В доме нашем обитал не только абориген с волосатыми ушами, – фамилию его я так и не узнал, – жили и два великих актера кино, он и она, Николай Рыбников и Алла Ларионова. А в Третьем проезде Марьиной Рощи в своих квартирах были прописаны, – почти по соседству друг с другом, – два блестящих журналиста Юра Тимофеев из «Литературной газеты» и второй Юра – Некрасов из «Московского комсомольца».
Тимофеев был женат на очень яркой поэтессе Веронике Тушновой, но потом у них в жизни что-то не склеилось и Вероника ушла. Если покопаться еще немного, то среди здешних обитателей можно было найти еще десятка два незаурядных личностей.
Меня той порой едва не целиком захватила фабричная жизнь. Съедала она практически все время: рабочий день на «Парижской коммуне» начинался в половине девятого утра, выходить из дома надо было за час раньше, чтобы не опоздать, если зимой – то в кромешной темноте, – и приезжать в Марьину Рощу, засыпанную снегом, пахнущую железнодорожным углем, которым отапливались проезды, также в темноте.
Лучшее время забирала фабрика, которую мы фамильярно называли «Парижкой», поначалу работа в этом центре обувного производства не шла, но постепенно все выправилось.
А к весне, к теплу солнечному, к зелени и роскошному птичьему пению жизнь вообще распустилась цветастым бутоном. Особенно хорошо было в выходные дни, в субботу и воскресенье.
Хозяин мой Леня Каминский любил выбираться в эти дни на природу. Но не в далекие дачные места, за пределы города, в Истру или в окрестности Апрелевки, а куда-нибудь по соседству, где была зелень, кусты и деревья, и в ту же пору видна крыша родного дома.
А зеленые места в Марьиной Роще были. У самого истока Шереметьевской улицы, там, где сделав крутую полупетлю, в нее вливалась улица Советской Армии, начинался полупарк-полусквер, очень похожий на барский сад, он уходил в глубину города, к музею и театру, в пространство, где было уютно, пахло шашлычным дымом, сливочным мороженым, свежим сыром-сулугуни и ароматным вишневым морсом, который в ту пору продавали исключительно с тележек и называли газировкой.

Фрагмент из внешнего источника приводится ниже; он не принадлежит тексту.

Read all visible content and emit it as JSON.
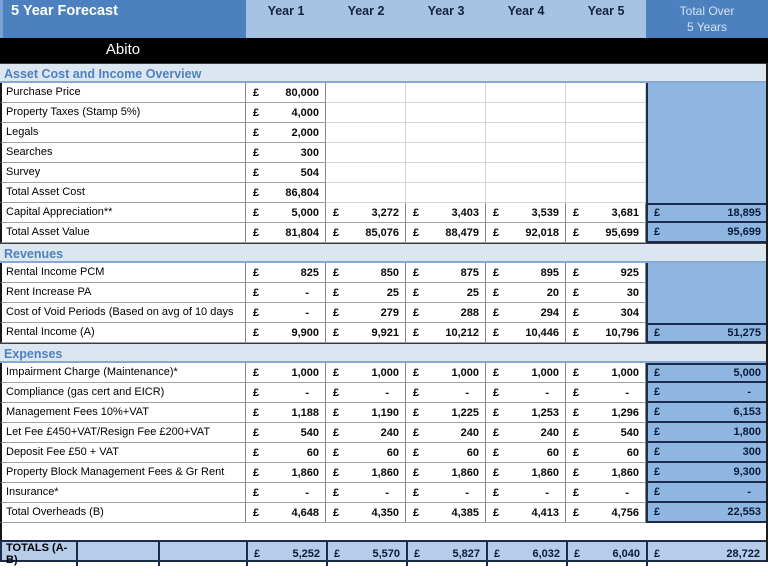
{
  "header": {
    "title": "5 Year Forecast",
    "year_columns": [
      "Year 1",
      "Year 2",
      "Year 3",
      "Year 4",
      "Year 5"
    ],
    "total_column": {
      "line1": "Total Over",
      "line2": "5 Years"
    }
  },
  "property_name": "Abito",
  "currency_symbol": "£",
  "colors": {
    "header_dark_blue": "#4C80BF",
    "header_light_blue": "#A6C3E1",
    "section_header_bg": "#DCE6F1",
    "section_header_text": "#4F81BD",
    "total_column_fill": "#8FB5E1",
    "totals_row_fill": "#B7CCE9",
    "dark_border_navy": "#1C2B4A"
  },
  "sections": [
    {
      "title": "Asset Cost and Income Overview",
      "rows": [
        {
          "label": "Purchase Price",
          "values": [
            "80,000",
            null,
            null,
            null,
            null
          ],
          "total": null,
          "total_style": "fill"
        },
        {
          "label": "Property Taxes (Stamp 5%)",
          "values": [
            "4,000",
            null,
            null,
            null,
            null
          ],
          "total": null,
          "total_style": "fill"
        },
        {
          "label": "Legals",
          "values": [
            "2,000",
            null,
            null,
            null,
            null
          ],
          "total": null,
          "total_style": "fill"
        },
        {
          "label": "Searches",
          "values": [
            "300",
            null,
            null,
            null,
            null
          ],
          "total": null,
          "total_style": "fill"
        },
        {
          "label": "Survey",
          "values": [
            "504",
            null,
            null,
            null,
            null
          ],
          "total": null,
          "total_style": "fill"
        },
        {
          "label": "Total Asset Cost",
          "values": [
            "86,804",
            null,
            null,
            null,
            null
          ],
          "total": null,
          "total_style": "fill"
        },
        {
          "label": "Capital Appreciation**",
          "values": [
            "5,000",
            "3,272",
            "3,403",
            "3,539",
            "3,681"
          ],
          "total": "18,895",
          "total_style": "box"
        },
        {
          "label": "Total Asset Value",
          "values": [
            "81,804",
            "85,076",
            "88,479",
            "92,018",
            "95,699"
          ],
          "total": "95,699",
          "total_style": "box"
        }
      ]
    },
    {
      "title": "Revenues",
      "rows": [
        {
          "label": "Rental Income PCM",
          "values": [
            "825",
            "850",
            "875",
            "895",
            "925"
          ],
          "total": null,
          "total_style": "fill"
        },
        {
          "label": "Rent Increase PA",
          "values": [
            "-",
            "25",
            "25",
            "20",
            "30"
          ],
          "total": null,
          "total_style": "fill"
        },
        {
          "label": "Cost of Void Periods (Based on avg of 10 days",
          "values": [
            "-",
            "279",
            "288",
            "294",
            "304"
          ],
          "total": null,
          "total_style": "fill"
        },
        {
          "label": "Rental Income (A)",
          "values": [
            "9,900",
            "9,921",
            "10,212",
            "10,446",
            "10,796"
          ],
          "total": "51,275",
          "total_style": "box"
        }
      ]
    },
    {
      "title": "Expenses",
      "rows": [
        {
          "label": "Impairment Charge (Maintenance)*",
          "values": [
            "1,000",
            "1,000",
            "1,000",
            "1,000",
            "1,000"
          ],
          "total": "5,000",
          "total_style": "box"
        },
        {
          "label": "Compliance (gas cert and EICR)",
          "values": [
            "-",
            "-",
            "-",
            "-",
            "-"
          ],
          "total": "-",
          "total_style": "box"
        },
        {
          "label": "Management Fees 10%+VAT",
          "values": [
            "1,188",
            "1,190",
            "1,225",
            "1,253",
            "1,296"
          ],
          "total": "6,153",
          "total_style": "box"
        },
        {
          "label": "Let Fee £450+VAT/Resign Fee £200+VAT",
          "values": [
            "540",
            "240",
            "240",
            "240",
            "540"
          ],
          "total": "1,800",
          "total_style": "box"
        },
        {
          "label": "Deposit Fee £50 + VAT",
          "values": [
            "60",
            "60",
            "60",
            "60",
            "60"
          ],
          "total": "300",
          "total_style": "box"
        },
        {
          "label": "Property Block Management Fees & Gr Rent",
          "values": [
            "1,860",
            "1,860",
            "1,860",
            "1,860",
            "1,860"
          ],
          "total": "9,300",
          "total_style": "box"
        },
        {
          "label": "Insurance*",
          "values": [
            "-",
            "-",
            "-",
            "-",
            "-"
          ],
          "total": "-",
          "total_style": "box"
        },
        {
          "label": "Total Overheads (B)",
          "values": [
            "4,648",
            "4,350",
            "4,385",
            "4,413",
            "4,756"
          ],
          "total": "22,553",
          "total_style": "box"
        }
      ]
    }
  ],
  "totals_row": {
    "label": "TOTALS (A-B)",
    "values": [
      "5,252",
      "5,570",
      "5,827",
      "6,032",
      "6,040"
    ],
    "total": "28,722"
  }
}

Наесться там можно было сразу на несколько дней подряд, но, к сожалению, денег не всегда хватало даже на один день. А то и на полдня. Но впереди была целая жизнь и верилось, – точнее, очень хотелось верить, что в ней всем нам повезет, полоса темных дней кончится, – это произойдет обязательно, – неудачи останутся позади.
В центре сквера располагался пивной ларек – уютное прибежище воскресных гуляк, которые если не выпьют пива, то даже побриться не сумеют, за первым ларьком, весенним, через некоторое время возникали еще два, летние, и что важно, пиво в них водилось хорошее, неразбавленное.
Собирались там говорливые компании, которые с одной, высушенной до фанерной твердости воблой могли выдуть не менее тридцати кружек пива, да еще пару не обглоданных ребер и не выковырнутый из вяленой головы симпатичный глаз оставить компании следующей – пусть и они полакомятся.
Хорошо было в том сквере. Если пройти по протоптанной дорожке дальше, то за музеем Советской Армии можно было увидеть настоящие барские угодья, обширные и очень зеленые, где также попадались марьинорощинские ребята.
Через некоторое время торговля расширялась и в симпатичных шалманах зеленого пространства можно было приобрести и двести граммов вина в граненом стакане, и бутерброд с селедкой, и сморщенный соленый огурец, который щекастая продавщица подавала в качестве «фруктов», поскольку была наслышана о боевом кличе дореволюционных рестораций: «Вина и фруктов!» А еще через некоторое время появлялась и водка, которую в качестве прицепа можно было вылить в пиво…
Пятидесяти граммов здешнего алкоголя было достаточно, чтобы кружка пива сбила с ног лошадь, на которой сидит Юрий Долгорукий. Это перед зданием Моссовета.
Как-то в одном из ларьков начало пропадать вино. Сотрудники милиции, по долгу службы воюющие с воровством, попробовали с ходу, с лету прихлопнуть какой-нибудь преступный синдикат и повязать виновников, но не тут-то было – видать, воры были хитрее и опытнее их.
Точку милиционеры взяли под прицел – глаз с нее не спускали.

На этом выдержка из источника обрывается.